General Is Said To Have Urged Use of Dogs
Wednesday, May 26, 2004
A U.S. Army general dispatched by senior Pentagon officials to bolster the collection of intelligence from prisoners in Iraq last fall inspired and promoted the use of guard dogs there to frighten the Iraqis, according to sworn testimony by the top U.S. intelligence officer at the Abu Ghraib prison.
According to the officer, Col. Thomas Pappas, the idea came from Maj. Gen. Geoffrey D. Miller, who at the time commanded the U.S. military detention center at Guantanamo Bay, Cuba, and was implemented under a policy approved by Lt. Gen. Ricardo S. Sanchez, the top U.S. military official in Iraq.

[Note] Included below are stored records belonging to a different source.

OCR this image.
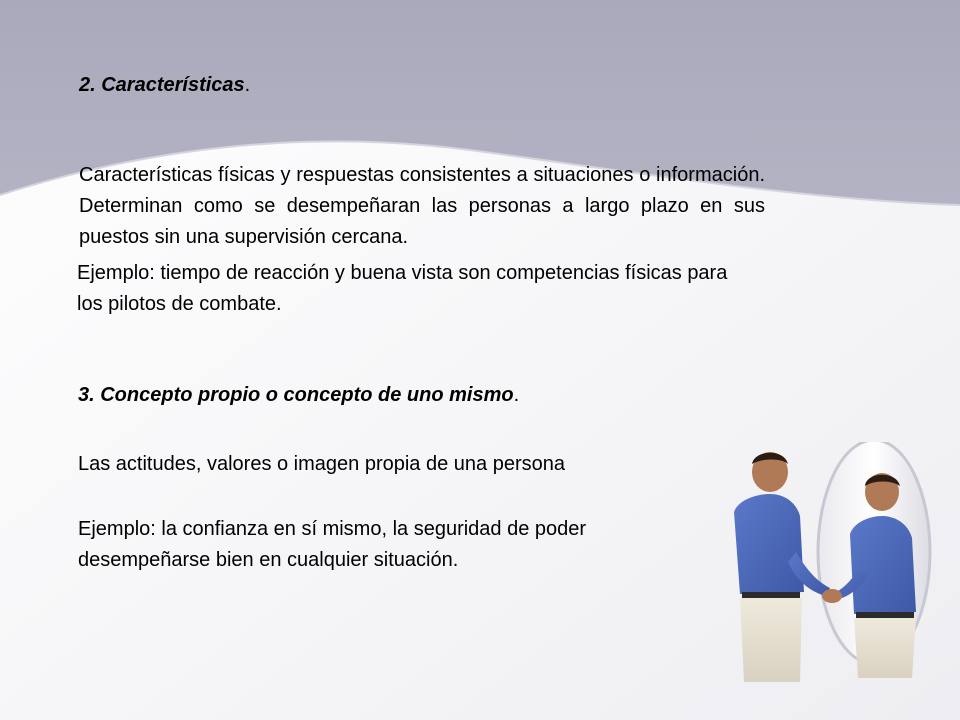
2. Características.

Características físicas y respuestas consistentes a situaciones o información. Determinan como se desempeñaran las personas a largo plazo en sus puestos sin una supervisión cercana.

Ejemplo: tiempo de reacción y buena vista son competencias físicas para los pilotos de combate.

3. Concepto propio o concepto de uno mismo.

Las actitudes, valores o imagen propia de una persona

Ejemplo: la confianza en sí mismo, la seguridad de poder desempeñarse bien en cualquier situación.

"It was a technique I had personally discussed with General Miller, when he was here" visiting the prison, testified Pappas, head of the 205th Military Intelligence Brigade and the officer placed in charge of the cellblocks at Abu Ghraib prison where abuses occurred in the wake of Miller's visit to Baghdad between Aug. 30 and Sept. 9, 2003.
"He said that they used military working dogs at Gitmo [the nickname for Guantanamo Bay], and that they were effective in setting the atmosphere for which, you know, you could get information" from the prisoners, Pappas told the Army investigator, Maj. Gen. Antonio M. Taguba, according to a transcript provided to The Washington Post.
Pappas, who was under pressure from Taguba to justify the legality and appropriateness of using guard dogs to frighten detainees, said at two separate points in the Feb. 9 interview that Miller gave him the idea. He also said Miller had indicated the use of the dogs "with or without a muzzle" was "okay" in booths where prisoners were taken for interrogation.
But Miller, whom the Bush administration appointed as the new head of Abu Ghraib this month, denied through a spokesman that the conversation took place.
"Miller never had a conversation with Colonel Pappas regarding the use of military dogs for interrogation purposes in Iraq. Further, military dogs were never used in interrogations at Guantanamo," said Brig. Gen. Mark Kimmitt, spokesman for U.S. forces in Iraq.
Pappas's statements nonetheless provide the fullest public account to date of how he viewed the interrogation mission at Abu Ghraib and Miller's impact on operations there. Pappas said, among other things, that interrogation plans involving the use of dogs, shackling, "making detainees strip down," or similar aggressive measures followed Sanchez's policy, but were often approved by Sanchez's deputy, Maj. Gen. Walter Wojdakowski, or by Pappas himself.
The claims and counterclaims between Pappas and Miller concern one of the most notorious aspects of U.S. actions at Abu Ghraib, as revealed by Taguba's March 9 report and by pictures taken by military personnel that became public late last month. The pictures show unmuzzled dogs being used to intimidate Abu Ghraib detainees, sometimes while the prisoners are cowering, naked, against a wall.
Taguba, in a rare classified passage within his generally unclassified report, listed "using military working dogs (without muzzles) to intimidate and frighten detainees" as one of 13 examples of "sadistic, blatant, and wanton criminal abuses" inflicted by U.S. military personnel at Abu Ghraib.
Experts on the laws of war have charged that using dogs to coerce prisoners into providing information, as was done at Abu Ghraib, constitutes a violation of the Geneva Conventions that protect civilians under the control of an occupying power, such as the Iraqi detainees.
"Threatening a prisoner with a ferocious guard dog is no different as a matter of law from pointing a gun at a prisoner's head and ordering him to talk," said James Ross, senior legal adviser at Human Rights Watch. "That's a violation of the Geneva Conventions."